El cazador se levantó y lo observó directo a los ojos. La sonrisa de Joan se borró en el momento que se encontró con esos ojos negros, siempre se había caracterizado por ver cosas que el resto no podía, y pudo percibir en esos ojos que algo terrible sucedería aquella noche y que Egon era plenamente consciente de ello.
El guardián se arrodillo ante Joan bajando la cabeza y juntando sus manos.

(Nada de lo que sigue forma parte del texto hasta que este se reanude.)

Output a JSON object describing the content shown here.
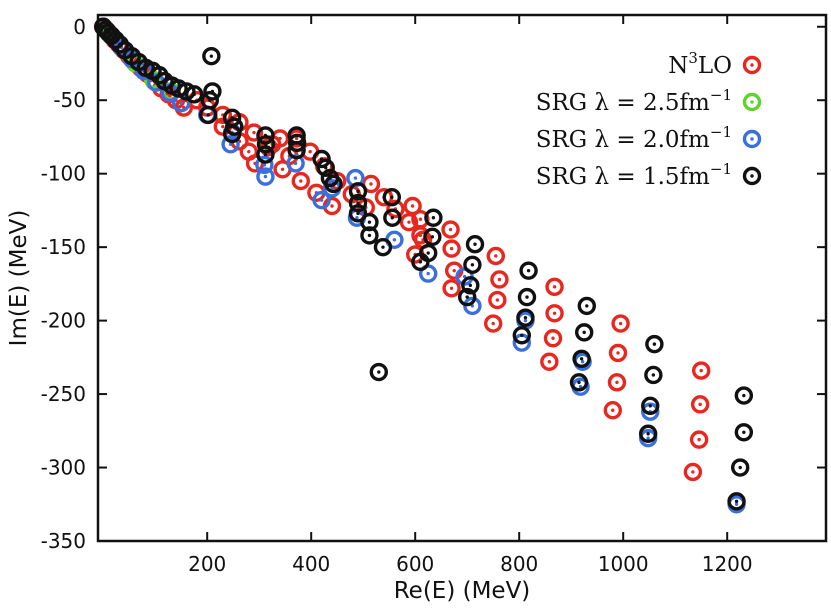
{
  "chart_data": {
    "type": "scatter",
    "title": "",
    "xlabel": "Re(E) (MeV)",
    "ylabel": "Im(E) (MeV)",
    "xlim": [
      -10,
      1390
    ],
    "ylim": [
      -350,
      8
    ],
    "xticks": [
      200,
      400,
      600,
      800,
      1000,
      1200
    ],
    "yticks": [
      0,
      -50,
      -100,
      -150,
      -200,
      -250,
      -300,
      -350
    ],
    "grid": false,
    "legend_position": "top-right",
    "marker": "ring-with-center-dot",
    "series": [
      {
        "name": "N³LO",
        "label_main": "N",
        "label_sup": "3",
        "label_tail": "LO",
        "color": "#e8281e",
        "points": [
          [
            0,
            0
          ],
          [
            8,
            -3
          ],
          [
            15,
            -6
          ],
          [
            22,
            -9
          ],
          [
            30,
            -12
          ],
          [
            40,
            -16
          ],
          [
            50,
            -20
          ],
          [
            60,
            -24
          ],
          [
            72,
            -28
          ],
          [
            85,
            -32
          ],
          [
            98,
            -37
          ],
          [
            112,
            -42
          ],
          [
            126,
            -46
          ],
          [
            140,
            -50
          ],
          [
            155,
            -55
          ],
          [
            180,
            -50
          ],
          [
            200,
            -55
          ],
          [
            230,
            -60
          ],
          [
            262,
            -65
          ],
          [
            230,
            -68
          ],
          [
            262,
            -78
          ],
          [
            290,
            -72
          ],
          [
            325,
            -80
          ],
          [
            358,
            -88
          ],
          [
            280,
            -85
          ],
          [
            292,
            -93
          ],
          [
            318,
            -82
          ],
          [
            340,
            -76
          ],
          [
            372,
            -76
          ],
          [
            398,
            -85
          ],
          [
            425,
            -95
          ],
          [
            450,
            -105
          ],
          [
            478,
            -114
          ],
          [
            505,
            -123
          ],
          [
            345,
            -97
          ],
          [
            380,
            -105
          ],
          [
            410,
            -113
          ],
          [
            440,
            -122
          ],
          [
            515,
            -107
          ],
          [
            540,
            -116
          ],
          [
            562,
            -124
          ],
          [
            588,
            -133
          ],
          [
            610,
            -142
          ],
          [
            595,
            -122
          ],
          [
            610,
            -131
          ],
          [
            615,
            -145
          ],
          [
            600,
            -155
          ],
          [
            668,
            -138
          ],
          [
            670,
            -151
          ],
          [
            675,
            -166
          ],
          [
            670,
            -178
          ],
          [
            755,
            -156
          ],
          [
            762,
            -172
          ],
          [
            758,
            -186
          ],
          [
            750,
            -202
          ],
          [
            868,
            -177
          ],
          [
            868,
            -195
          ],
          [
            865,
            -212
          ],
          [
            858,
            -228
          ],
          [
            995,
            -202
          ],
          [
            990,
            -222
          ],
          [
            988,
            -242
          ],
          [
            980,
            -261
          ],
          [
            1150,
            -234
          ],
          [
            1148,
            -257
          ],
          [
            1146,
            -281
          ],
          [
            1134,
            -303
          ]
        ]
      },
      {
        "name": "SRG λ = 2.5fm⁻¹",
        "label_main": "SRG λ = 2.5fm",
        "label_sup": "−1",
        "label_tail": "",
        "color": "#5fd42a",
        "points": [
          [
            12,
            -5
          ],
          [
            35,
            -14
          ],
          [
            62,
            -25
          ],
          [
            96,
            -36
          ],
          [
            130,
            -44
          ]
        ]
      },
      {
        "name": "SRG λ = 2.0fm⁻¹",
        "label_main": "SRG λ = 2.0fm",
        "label_sup": "−1",
        "label_tail": "",
        "color": "#3a6fe0",
        "points": [
          [
            5,
            -2
          ],
          [
            18,
            -7
          ],
          [
            35,
            -14
          ],
          [
            55,
            -22
          ],
          [
            78,
            -30
          ],
          [
            102,
            -38
          ],
          [
            128,
            -45
          ],
          [
            150,
            -52
          ],
          [
            200,
            -60
          ],
          [
            245,
            -80
          ],
          [
            248,
            -72
          ],
          [
            312,
            -102
          ],
          [
            310,
            -94
          ],
          [
            370,
            -93
          ],
          [
            420,
            -118
          ],
          [
            440,
            -110
          ],
          [
            485,
            -103
          ],
          [
            488,
            -130
          ],
          [
            560,
            -145
          ],
          [
            625,
            -168
          ],
          [
            695,
            -170
          ],
          [
            710,
            -190
          ],
          [
            805,
            -215
          ],
          [
            812,
            -200
          ],
          [
            918,
            -245
          ],
          [
            922,
            -228
          ],
          [
            1048,
            -280
          ],
          [
            1052,
            -262
          ],
          [
            1218,
            -325
          ]
        ]
      },
      {
        "name": "SRG λ = 1.5fm⁻¹",
        "label_main": "SRG λ = 1.5fm",
        "label_sup": "−1",
        "label_tail": "",
        "color": "#111111",
        "points": [
          [
            0,
            0
          ],
          [
            5,
            -2
          ],
          [
            10,
            -4
          ],
          [
            16,
            -6
          ],
          [
            24,
            -9
          ],
          [
            32,
            -12
          ],
          [
            42,
            -16
          ],
          [
            55,
            -20
          ],
          [
            68,
            -24
          ],
          [
            82,
            -28
          ],
          [
            95,
            -30
          ],
          [
            108,
            -33
          ],
          [
            118,
            -37
          ],
          [
            132,
            -40
          ],
          [
            145,
            -42
          ],
          [
            160,
            -44
          ],
          [
            175,
            -46
          ],
          [
            208,
            -20
          ],
          [
            210,
            -44
          ],
          [
            205,
            -50
          ],
          [
            202,
            -60
          ],
          [
            248,
            -62
          ],
          [
            252,
            -68
          ],
          [
            248,
            -73
          ],
          [
            312,
            -74
          ],
          [
            313,
            -80
          ],
          [
            312,
            -87
          ],
          [
            372,
            -74
          ],
          [
            373,
            -79
          ],
          [
            372,
            -84
          ],
          [
            420,
            -90
          ],
          [
            428,
            -96
          ],
          [
            436,
            -103
          ],
          [
            443,
            -107
          ],
          [
            490,
            -112
          ],
          [
            490,
            -120
          ],
          [
            490,
            -127
          ],
          [
            512,
            -133
          ],
          [
            512,
            -142
          ],
          [
            555,
            -116
          ],
          [
            556,
            -130
          ],
          [
            538,
            -150
          ],
          [
            635,
            -130
          ],
          [
            633,
            -143
          ],
          [
            625,
            -154
          ],
          [
            610,
            -160
          ],
          [
            715,
            -148
          ],
          [
            710,
            -162
          ],
          [
            706,
            -176
          ],
          [
            700,
            -184
          ],
          [
            818,
            -166
          ],
          [
            815,
            -184
          ],
          [
            812,
            -198
          ],
          [
            805,
            -210
          ],
          [
            930,
            -190
          ],
          [
            925,
            -208
          ],
          [
            920,
            -226
          ],
          [
            915,
            -242
          ],
          [
            1060,
            -216
          ],
          [
            1058,
            -237
          ],
          [
            1052,
            -258
          ],
          [
            1048,
            -277
          ],
          [
            1232,
            -251
          ],
          [
            1232,
            -276
          ],
          [
            1225,
            -300
          ],
          [
            1218,
            -323
          ],
          [
            530,
            -235
          ]
        ]
      }
    ]
  }
}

—Sé que ambos hemos tenido una pésima relación desde el principio y que no tengo derecho a pedirte nada, pero soy una persona muy egoísta que solo piensa en sus deseos sin tener ninguna consideración por los demás. Soy muy orgulloso y nunca me rebajaría a hacer tal cosa como implorarle a alguien, y sin embargo aquí me ves arrodillado ante ti, humillándome de esta manera... Joan Gëber debo hacerte una única petición, una deuda que te deberé por siempre, estaré eternamente agradecido contigo si la cumples. Por favor Joan, cuida a Eliel por mí, cuídalo como si fuera uno de tus hermanos que tanto amas, no dejes que sea consumido por el odio, no dejes que se destruya a sí mismo. Yo no lo he podido lograr, como un peón, como una herramienta que soy solo he podido cumplir con sus deseos y acatar sus órdenes. Tanto dolor hay en su corazón ... Tú lo entiendes. Por favor, te lo suplico. No tengo nada que ofrecerte, ni siquiera de mi vida soy dueño en estos momentos, solo tengo este gran sentimiento que inunda mi pecho, esta calidez, este amor, es lo único que me pertenece—.

El rostro de Joan era serio y distante, analizó las palabras del guardián una por una con increíble frialdad, y cuando el otro terminó de hablar se acercó a él con una mirada indescifrable.
—De hecho cazador hay algo que me interesa intercambiar por la seguridad de tu querido Eliel, verás. mis hermanos tienen una muy estrecha relación con la familia Novak, y seguramente terminarán implicados en este encuentro. No me importa que hagas con Alexis. —le susurró cerca de su oído colocando una mano en su hombro izquierdo —aunque dudo que puedas llegar a herirlo seriamente, pero si llegas a lastimar a mis hermanos, te juro que acabaré con tu ángel de la forma más lenta y dolorosa que encuentre destrozándolo por completo—.
Egon apretó sus dientes con fuerza y con una velocidad y destreza propia de un cazador agarró el cuello de Joan y comenzó a apretarlo fuertemente
—Maldito hijo de puta, si llegas a tocar un pelo de Eliel te juro que...
—Lo que hace el amor ¿Verdad?—le interrumpió hablándole con dificultad —En eso nos parecemos Egon, ambos haríamos lo que fuera por la persona que amamos...— Joan le dedicó una torcida y lúgubre sonrisa
La mano del mayor comenzó a temblar y finalmente cedió, se incorporó parándose frente al alquimista, observándolo fijamente a los ojos con una expresión más serena.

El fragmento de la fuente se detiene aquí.